Problem Description
Given a standard 6-digit hex color string (e.g., "#ABCDEF"), find the shorthand color (i.e., one that can be represented as "#XYZ" where each two-digit component is X repeated) that is most similar to the given color. The similarity between two colors is computed as the negative sum of squared differences between their corresponding R, G, and B components.
Key Insights
- Each two-digit component (e.g., "AB") represents a value between 0 and 255.
- A shorthand component is derived by repeating a single hex digit (e.g., "X" becomes "XX", which is equivalent to X*17).

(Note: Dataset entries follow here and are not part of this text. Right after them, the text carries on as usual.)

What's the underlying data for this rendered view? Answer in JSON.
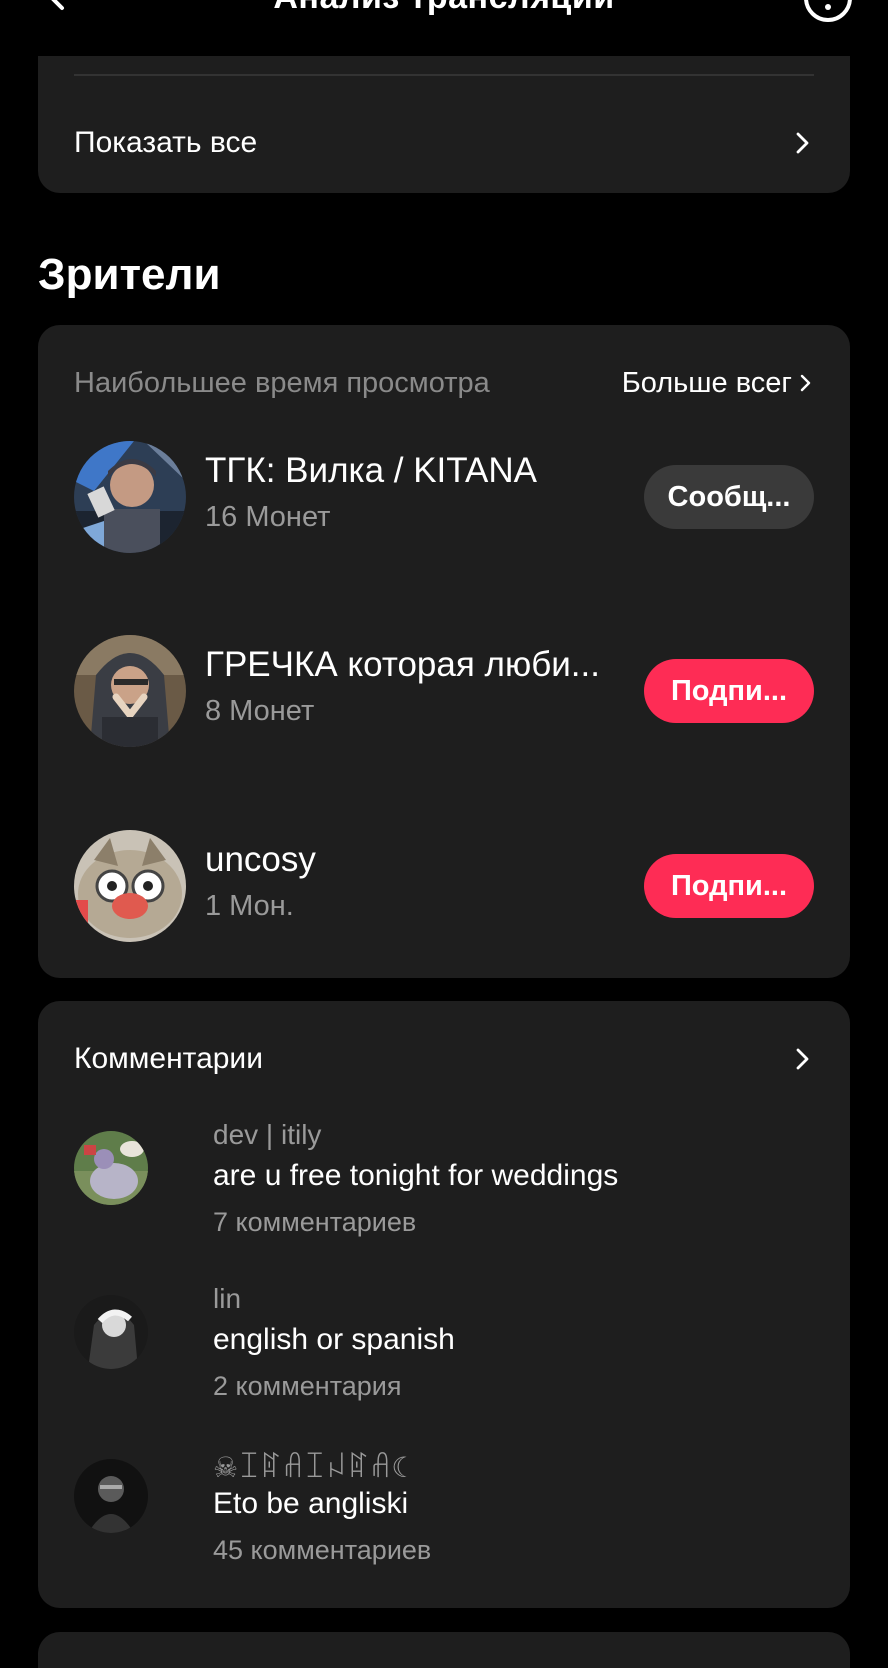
{
  "header": {
    "title": "Анализ трансляции",
    "back_icon": "chevron-left-icon",
    "info_icon": "info-icon"
  },
  "top_card": {
    "show_all_label": "Показать все"
  },
  "viewers": {
    "section_title": "Зрители",
    "subtitle": "Наибольшее время просмотра",
    "more_label": "Больше всег",
    "items": [
      {
        "name": "ТГК: Вилка / KITANA",
        "coins": "16 Монет",
        "button": "Сообщ...",
        "button_style": "gray"
      },
      {
        "name": "ГРЕЧКА которая люби...",
        "coins": "8 Монет",
        "button": "Подпи...",
        "button_style": "red"
      },
      {
        "name": "uncosy",
        "coins": "1 Мон.",
        "button": "Подпи...",
        "button_style": "red"
      }
    ]
  },
  "comments": {
    "title": "Комментарии",
    "items": [
      {
        "user": "dev | itily",
        "text": "are u free tonight for weddings",
        "count": "7 комментариев"
      },
      {
        "user": "lin",
        "text": "english or spanish",
        "count": "2 комментария"
      },
      {
        "user": "☠ꀤꍏꋬꀤꈤꍏꋬ☾",
        "text": "Eto be angliski",
        "count": "45 комментариев"
      }
    ]
  },
  "colors": {
    "background": "#000000",
    "card": "#1e1e1e",
    "accent_red": "#fe2c55",
    "pill_gray": "#3a3a3a",
    "secondary_text": "#9a9a9a"
  }
}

- For each component (red, green, blue), the goal is to find the hex digit X (0 to 15) such that 17*X is as close as possible to the original component's integer value.
- Rounding the original value divided by 17 (with proper adjustment) gives the best possible shorthand component.

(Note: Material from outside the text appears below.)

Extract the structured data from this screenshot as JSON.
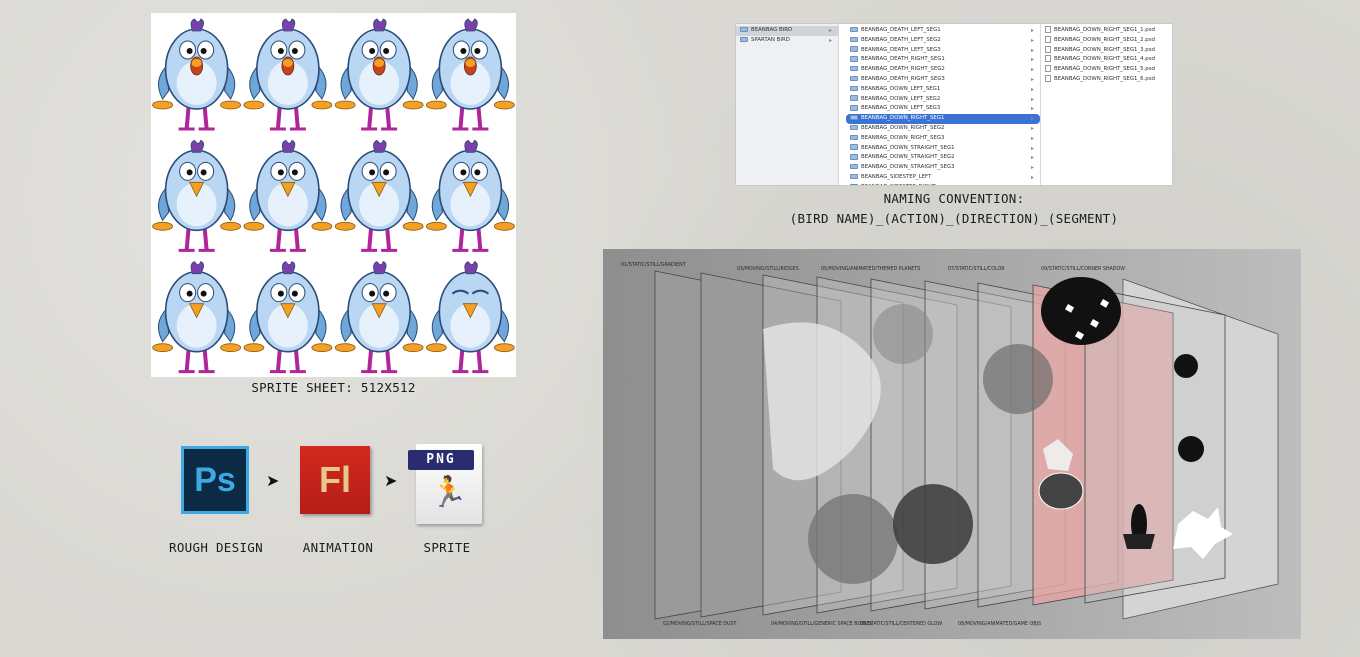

- The problem requires processing exactly three components, leading to a constant time solution.
Space and Time Complexity
Time Complexity: O(1) – Only three components are computed. Space Complexity: O(1) – Uses a constant amount of extra space.
Solution
The solution involves processing each of the three two-character substrings corresponding to red, green, and blue components.

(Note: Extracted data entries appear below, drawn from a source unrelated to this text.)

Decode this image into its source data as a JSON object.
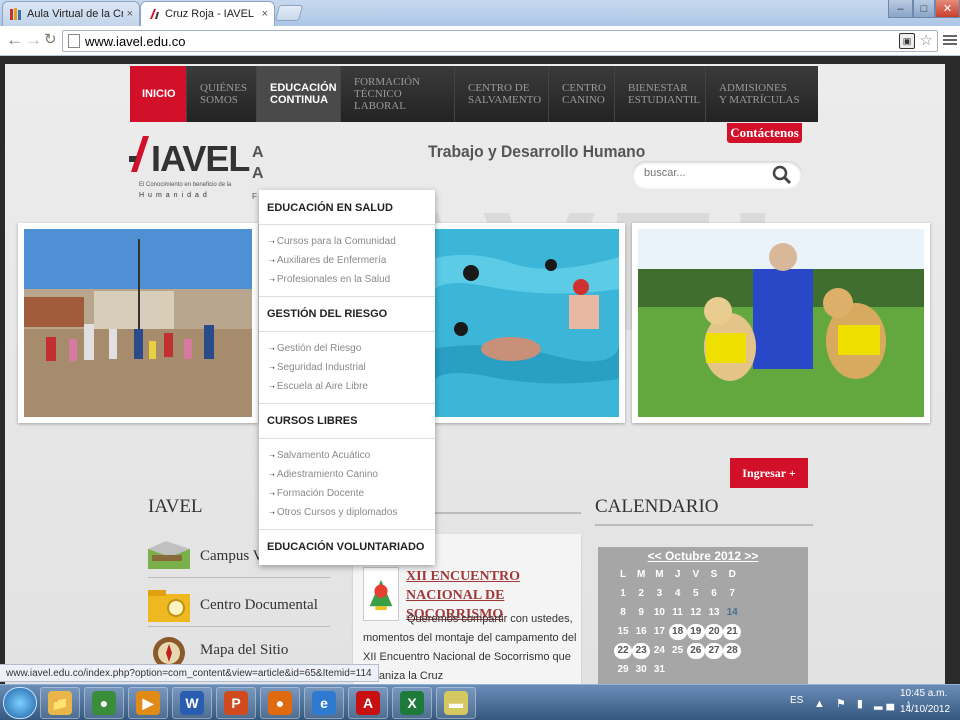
{
  "browser": {
    "tabs": [
      {
        "title": "Aula Virtual de la Cruz Roja",
        "close": "×",
        "active": false
      },
      {
        "title": "Cruz Roja - IAVEL",
        "close": "×",
        "active": true
      }
    ],
    "url": "www.iavel.edu.co",
    "window_buttons": [
      "–",
      "□",
      "✕"
    ],
    "status_url": "www.iavel.edu.co/index.php?option=com_content&view=article&id=65&Itemid=114"
  },
  "site": {
    "menu": [
      {
        "label": "INICIO"
      },
      {
        "label": "QUIÉNES\nSOMOS"
      },
      {
        "label": "EDUCACIÓN\nCONTINUA"
      },
      {
        "label": "FORMACIÓN\nTÉCNICO LABORAL"
      },
      {
        "label": "CENTRO DE\nSALVAMENTO"
      },
      {
        "label": "CENTRO\nCANINO"
      },
      {
        "label": "BIENESTAR\nESTUDIANTIL"
      },
      {
        "label": "ADMISIONES\nY MATRÍCULAS"
      }
    ],
    "contact_label": "Contáctenos",
    "logo": {
      "word": "IAVEL",
      "tagline": "El Conocimiento en beneficio de la",
      "tagline2": "Humanidad"
    },
    "headline": "Trabajo y Desarrollo Humano",
    "headline_fragments": [
      "A",
      "A",
      "F"
    ],
    "search_placeholder": "buscar...",
    "ingresar_label": "Ingresar +",
    "watermark": "IAVEL",
    "left": {
      "title": "IAVEL",
      "links": [
        {
          "label": "Campus Virtual",
          "icon": "campus-icon"
        },
        {
          "label": "Centro Documental",
          "icon": "folder-icon"
        },
        {
          "label": "Mapa del Sitio",
          "icon": "compass-icon"
        }
      ]
    },
    "news": {
      "title": "XII ENCUENTRO NACIONAL DE SOCORRISMO",
      "body": "Queremos compartir con ustedes, momentos del montaje del campamento del XII Encuentro Nacional de Socorrismo que organiza la Cruz"
    },
    "calendar": {
      "title": "CALENDARIO",
      "month": "<< Octubre 2012 >>",
      "dow": [
        "L",
        "M",
        "M",
        "J",
        "V",
        "S",
        "D"
      ],
      "weeks": [
        [
          "1",
          "2",
          "3",
          "4",
          "5",
          "6",
          "7"
        ],
        [
          "8",
          "9",
          "10",
          "11",
          "12",
          "13",
          "14"
        ],
        [
          "15",
          "16",
          "17",
          "18",
          "19",
          "20",
          "21"
        ],
        [
          "22",
          "23",
          "24",
          "25",
          "26",
          "27",
          "28"
        ],
        [
          "29",
          "30",
          "31",
          "",
          "",
          "",
          ""
        ]
      ],
      "today": "14",
      "event_days": [
        "18",
        "19",
        "20",
        "21",
        "22",
        "23",
        "26",
        "27",
        "28"
      ]
    },
    "dropdown": [
      {
        "heading": "EDUCACIÓN EN SALUD",
        "items": [
          "Cursos para la Comunidad",
          "Auxiliares de Enfermería",
          "Profesionales en la Salud"
        ]
      },
      {
        "heading": "GESTIÓN DEL RIESGO",
        "items": [
          "Gestión del Riesgo",
          "Seguridad Industrial",
          "Escuela al Aire Libre"
        ]
      },
      {
        "heading": "CURSOS LIBRES",
        "items": [
          "Salvamento Acuático",
          "Adiestramiento Canino",
          "Formación Docente",
          "Otros Cursos y diplomados"
        ]
      },
      {
        "heading": "EDUCACIÓN VOLUNTARIADO",
        "items": []
      }
    ]
  },
  "taskbar": {
    "apps": [
      {
        "name": "explorer",
        "glyph": "📁",
        "color": "#e8b64a"
      },
      {
        "name": "chrome",
        "glyph": "●",
        "color": "#3a8d3a"
      },
      {
        "name": "media",
        "glyph": "▶",
        "color": "#e08a18"
      },
      {
        "name": "word",
        "glyph": "W",
        "color": "#2a5db0"
      },
      {
        "name": "powerpoint",
        "glyph": "P",
        "color": "#d04a1e"
      },
      {
        "name": "firefox",
        "glyph": "●",
        "color": "#e06a10"
      },
      {
        "name": "ie",
        "glyph": "e",
        "color": "#2d7ad0"
      },
      {
        "name": "acrobat",
        "glyph": "A",
        "color": "#c81010"
      },
      {
        "name": "excel",
        "glyph": "X",
        "color": "#1e7a3a"
      },
      {
        "name": "notes",
        "glyph": "▬",
        "color": "#d6c860"
      }
    ],
    "lang": "ES",
    "time": "10:45 a.m.",
    "date": "14/10/2012"
  }
}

- Convert each two-character substring from hexadecimal to an integer.
- For each integer value, find the closest multiple of 17. Since a repeated hex digit represents a number equal to 17 times the digit (e.g., digit 0xA repeated gives 0xAA == 17*A), you can obtain the best candidate by rounding (v + 8)/17.
- Convert the rounded digit back into a hexadecimal string and construct its two-character representation by repeating the hex digit.
- Concatenate these results prefixed with '#' to return the most similar shorthand color.
This approach leverages simple arithmetic and string manipulation, ensuring a straightforward solution that is easy to reason about and implement.